20 de enero de 2014 (19:04 CET)

Ni el gobernador del Banco de España ni la presidenta de la Comisión Nacional del Mercado de Valores (CNMV) están nada dispuestos a acudir al Parlament de Catalunya para hablar de cajas de ahorros.

Lo hicieron el que fuera presidente de Bankia, Rodrigo Rato, y su actual responsable desde la nacionalización, José Ignacio Goirigolzarri. Salieron molestos porque se llevaron la peor parte y el recuerdo de haber conocido la sandalia del diputado de la CUP David Fernández.

El resto de citados fueron, en la práctica mayoría, ejecutivos catalanes que administraron lo que era un sistema financiero regional antes de esta bomba nuclear financiera caída en la caja acorazada de alguna entidad de ahorros.

 
En la comisión que debe hablar sobre las cajas de ahorros no estarán ni Isidro Fainé ni Juan María Nin

La mayor parte de estos directivos se sienten marginados por la cámara catalana y sus insignes diputados. ¿Cómo puede suceder que con lo que hicieron en su día a ningún parlamentario se le ocurriera amenazarlos mientras sí lo hacía con los visitantes extranjeros? ¿Trato de favor al ‘extranjero’?

Así que seguramente ni a Luis María Linde, gobernador del BdE, ni a Elvira Rodríguez, jefa de la CNMV, les apetezca pasar por el trance de las anteriores visitas.
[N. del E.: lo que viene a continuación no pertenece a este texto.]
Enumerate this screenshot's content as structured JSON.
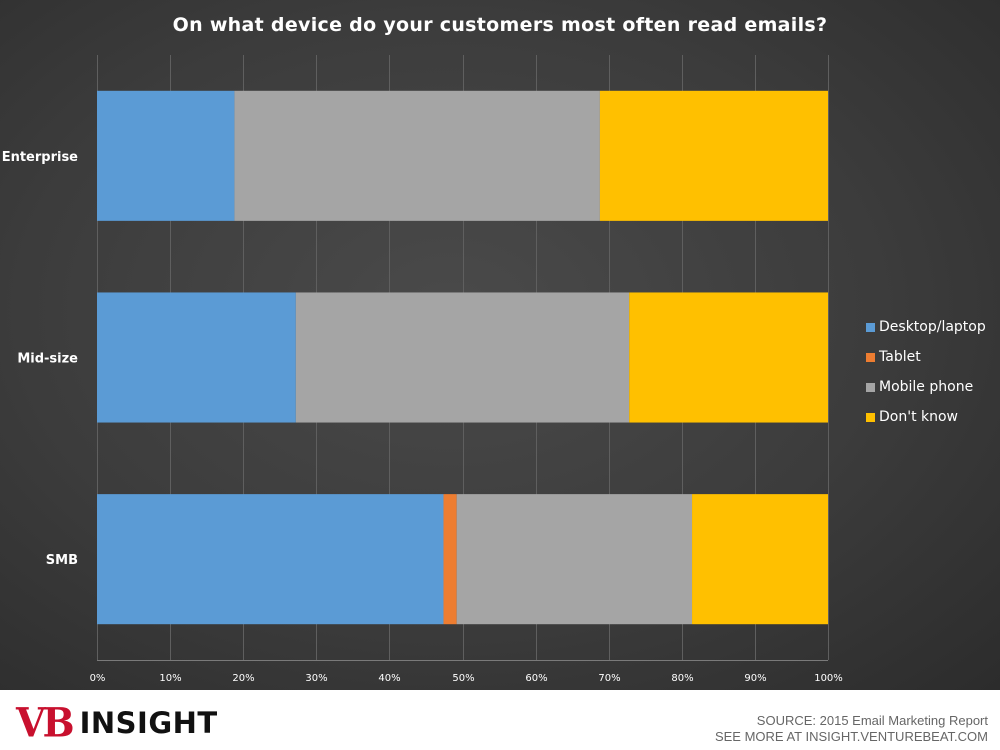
{
  "chart_data": {
    "type": "bar",
    "orientation": "horizontal",
    "stacked": "percent",
    "title": "On what device do your customers most often read emails?",
    "categories": [
      "Enterprise",
      "Mid-size",
      "SMB"
    ],
    "series": [
      {
        "name": "Desktop/laptop",
        "color": "#5b9bd5",
        "values": [
          18.8,
          27.2,
          47.4
        ]
      },
      {
        "name": "Tablet",
        "color": "#ed7d31",
        "values": [
          0,
          0,
          1.8
        ]
      },
      {
        "name": "Mobile phone",
        "color": "#a5a5a5",
        "values": [
          50.0,
          45.6,
          32.2
        ]
      },
      {
        "name": "Don't know",
        "color": "#ffc000",
        "values": [
          31.2,
          27.2,
          18.6
        ]
      }
    ],
    "xlim": [
      0,
      100
    ],
    "xticks": [
      "0%",
      "10%",
      "20%",
      "30%",
      "40%",
      "50%",
      "60%",
      "70%",
      "80%",
      "90%",
      "100%"
    ],
    "grid": true,
    "legend_position": "right"
  },
  "branding": {
    "logo_vb": "VB",
    "logo_insight": "INSIGHT"
  },
  "source": {
    "line1": "SOURCE: 2015 Email Marketing Report",
    "line2": "SEE MORE AT INSIGHT.VENTUREBEAT.COM"
  }
}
Cuando una cámara autonómica, parte indiscutible del Estado, trata así a representantes de otras instituciones del mismo es que algo no funciona.

No debemos olvidar que en esa comisión que debe hablar sobre las cajas de ahorros no estarán ni Isidro Fainé ni Juan María Nin, el número uno y dos de La Caixa, la mayor entidad financiera catalana y la que se engulló a Caixa Girona. Hubiera sido interesante que explicaran, como lo hizo Narcís Serra o Ricard Pagès, por ejemplo, qué se encontraron al integrar la caja de ahorros de la Diputación de Girona.

Ese democrático ejercicio nos permitiría hoy quejarnos, y con razón, de que el Banco de España y la CNMV piensen que esta comisión del Parlamento catalán tiene más de pantomima en clave interna que de actuación seria sobre la materia. Mosquea, pero es comprensible, que hayan declinado asistir. Cualquiera que pudiera pensaría si participa o no en una charlotada que no servirá para nada.